Aldrich no podía ver la expresión facial de Refracción ya que estaba oculta bajo un casco, pero no sintió hostilidad abierta.
—No tengo opción de ir contra ti, ¿verdad?
—No, no la tienes —fue la respuesta muy simple de Aldrich—. Pero sí, recibirás pago. Molusco puede explicarte el resto de los detalles mientras nos dirigimos a Refugio.
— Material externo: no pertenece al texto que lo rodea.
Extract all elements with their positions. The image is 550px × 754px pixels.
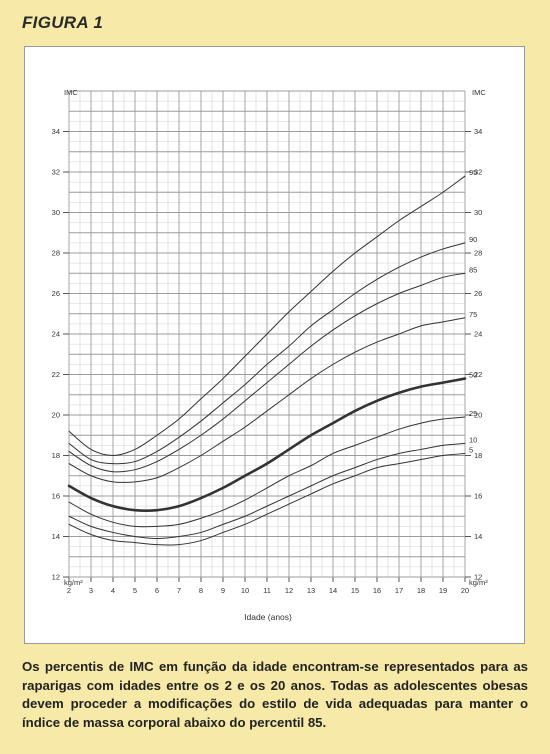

En ese momento, la voz de una mujer resonó:
—¡Maestro!
Valera llegó volando desde arriba, aterrizando ante Aldrich con un estruendo mientras sostenía a Pluma colgado sobre su hombro. Chiros saltó detrás de ella, aterrizando más elegantemente sobre las puntas de sus pies sin hacer apenas ruido, su largo cabello blanco fluyendo tras él en ondas exuberantes y brillantes.
—¡Hemos despachado esos repugnantes zarcillos! Y estamos aquí para… —Valera miró a Molusco—. Ah, ¿ya terminaste con esto?
—Así es —dijo Aldrich.
—Maldita sea, señora, me rompiste la mitad de las costillas con ese aterrizaje… —se quejó Pluma, aún sostenido como un saco por Valera.
—Agradece que siquiera pudiste tocar a una dama como yo —. Valera dejó caer a Pluma sin ceremonias, y él se estrelló contra el suelo.
—Eres demasiado importante para estar al descubierto. Regresa a la Frontera —. Aldrich puso una mano en el hombro de Pluma y lo teletransportó a su reino interior.
—Fui inútil otra vez… —murmuró Valera.
—No, lo hiciste bien conteniendo esos zarcillos —dijo Aldrich—. Si hubieran estado aquí, me habrían causado serios problemas.
El Perseguidor era inmune a los ataques físicos, pero aún tenía forma física. Es decir, si un ataque físico lo golpeaba, no sufriría daño pero seguiría siendo lanzado por los aires.
Diez zarcillos defendiendo a Molusco habrían hecho el trabajo del Perseguidor mucho más difícil, por decir lo menos.
—Mis tentáculos no son “repugnantes—dijo Molusco—. Pero tiene razón: es impresionante. Cada uno de esos zarcillos, cuando los separo al menos, son aproximadamente un 70% tan fuertes como yo. Es mi movimiento más poderoso.
Valera asintió a Molusco.
—Tienes mejor actitud que el otro tentaculado en nuestras filas.
—¿Hay otro como yo? —preguntó Molusco con curiosidad.
Ahora que Aldrich lo pensaba, Molusco y Fler’Gan eran bastante similares en apariencia. Molusco era como una versión más musculosa y robusta de Fler’Gan.
—Más o menos.
—Genial. No puedo esperar para conocer al tipo.
—Entonces nos ponemos en marcha hacia Refugio. He conseguido todo lo que necesitaba de aquí —dijo Aldrich.
Fue entonces cuando escuchó un retumbo. Un retumbo profundo, que hacía temblar la tierra, de algo muy, muy grande.